Chamber of Mines seeks intervention on Mining Charter
21 June 2017
The African National Congress has met with the Chamber of Mines following concerns raised by the Chamber about the revised Mining Charter announced by Mineral Resources Minister, Comrade Mosebenzi Zwane last week. The meeting attended by ANC Secretary General, Comrade Gwede Mantashe, Treasurer General Zweli Mkhize and members of the Economic Transformation Subcommittee led by Chairperson Enoch Godongwane was held at Luthuli House yesterday.
The Chamber of Mines is the mining industry employer organization representing 67 companies which are responsible for the production of 90% of South Africa’s mineral production. It defines its key role as “the facilitation of interaction among mining employers to examine policy issues and other matters of mutual concern to crystallise and define desirable industry standpoints.” The Chamber met with the ANC to voice its dissatisfaction with the “flawed process”, the content and the “continuing consequences” of the Mining Charter.
In the meeting representatives of the mining industry called on the ANC to intervene and mediate in the impasse between the industry and the Department of Mineral Resources. “We want to go back to the negotiating table with government in order to emerge with a solution that must work for both parties. Through thorough negotiation, as we had in the development of the first and second Mining Charters, we are confident that we may come up with an outcome that responds to the urgent national imperative of transformation whilst retaining the vision of a globally competitive mining industry” said the industry.
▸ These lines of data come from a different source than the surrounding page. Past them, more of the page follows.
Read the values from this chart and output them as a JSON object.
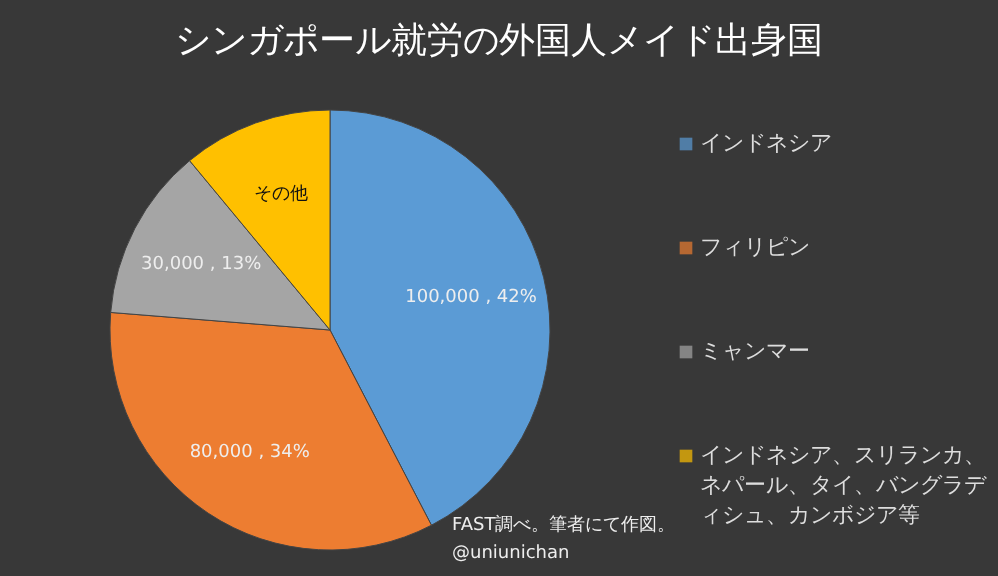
{
  "chart_data": {
    "type": "pie",
    "title": "シンガポール就労の外国人メイド出身国",
    "categories": [
      "インドネシア",
      "フィリピン",
      "ミャンマー",
      "インドネシア、スリランカ、ネパール、タイ、バングラディシュ、カンボジア等"
    ],
    "values": [
      100000,
      80000,
      30000,
      26000
    ],
    "colors": [
      "#5b9bd5",
      "#ed7d31",
      "#a5a5a5",
      "#ffc000"
    ],
    "value_labels": [
      "100,000 , 42%",
      "80,000 , 34%",
      "30,000 , 13%",
      "その他"
    ],
    "legend": "right",
    "annotations": [
      "FAST調べ。筆者にて作図。",
      "@uniunichan"
    ]
  }
}
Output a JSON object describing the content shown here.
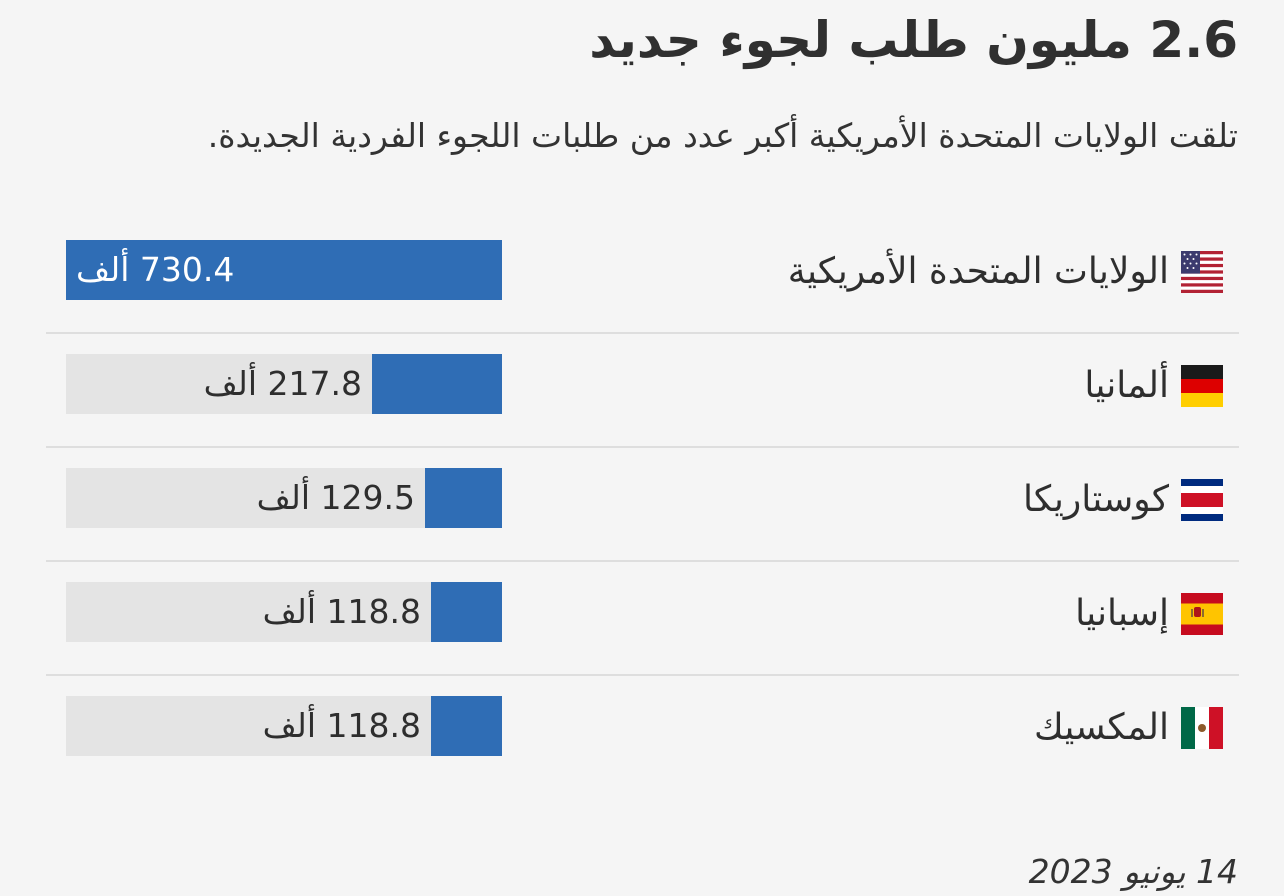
{
  "title": "2.6 مليون طلب لجوء جديد",
  "subtitle": "تلقت الولايات المتحدة الأمريكية أكبر عدد من طلبات اللجوء الفردية الجديدة.",
  "date": "14 يونيو 2023",
  "colors": {
    "bar": "#2f6db5",
    "track": "#e4e4e4",
    "background": "#f5f5f5"
  },
  "rows": [
    {
      "country": "الولايات المتحدة الأمريكية",
      "flag": "us-flag-icon",
      "label": "730.4 ألف"
    },
    {
      "country": "ألمانيا",
      "flag": "germany-flag-icon",
      "label": "217.8 ألف"
    },
    {
      "country": "كوستاريكا",
      "flag": "costa-rica-flag-icon",
      "label": "129.5 ألف"
    },
    {
      "country": "إسبانيا",
      "flag": "spain-flag-icon",
      "label": "118.8 ألف"
    },
    {
      "country": "المكسيك",
      "flag": "mexico-flag-icon",
      "label": "118.8 ألف"
    }
  ],
  "chart_data": {
    "type": "bar",
    "orientation": "horizontal",
    "title": "2.6 مليون طلب لجوء جديد",
    "subtitle": "تلقت الولايات المتحدة الأمريكية أكبر عدد من طلبات اللجوء الفردية الجديدة.",
    "categories": [
      "الولايات المتحدة الأمريكية",
      "ألمانيا",
      "كوستاريكا",
      "إسبانيا",
      "المكسيك"
    ],
    "values": [
      730.4,
      217.8,
      129.5,
      118.8,
      118.8
    ],
    "data_labels": [
      "730.4 ألف",
      "217.8 ألف",
      "129.5 ألف",
      "118.8 ألف",
      "118.8 ألف"
    ],
    "xlim": [
      0,
      730.4
    ],
    "grid": false,
    "legend": "none"
  }
}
In particular the Chamber decries what it has called a lack of consultation on the amendments in the mining charter claiming that the new Charter is “fundamentally different from the draft Charter published in April last year.” According to the Chamber, “the content proposed has very draconian measures most of which are brand new ideas which being parachuted into the new Charter after extensive discussions had already been held.”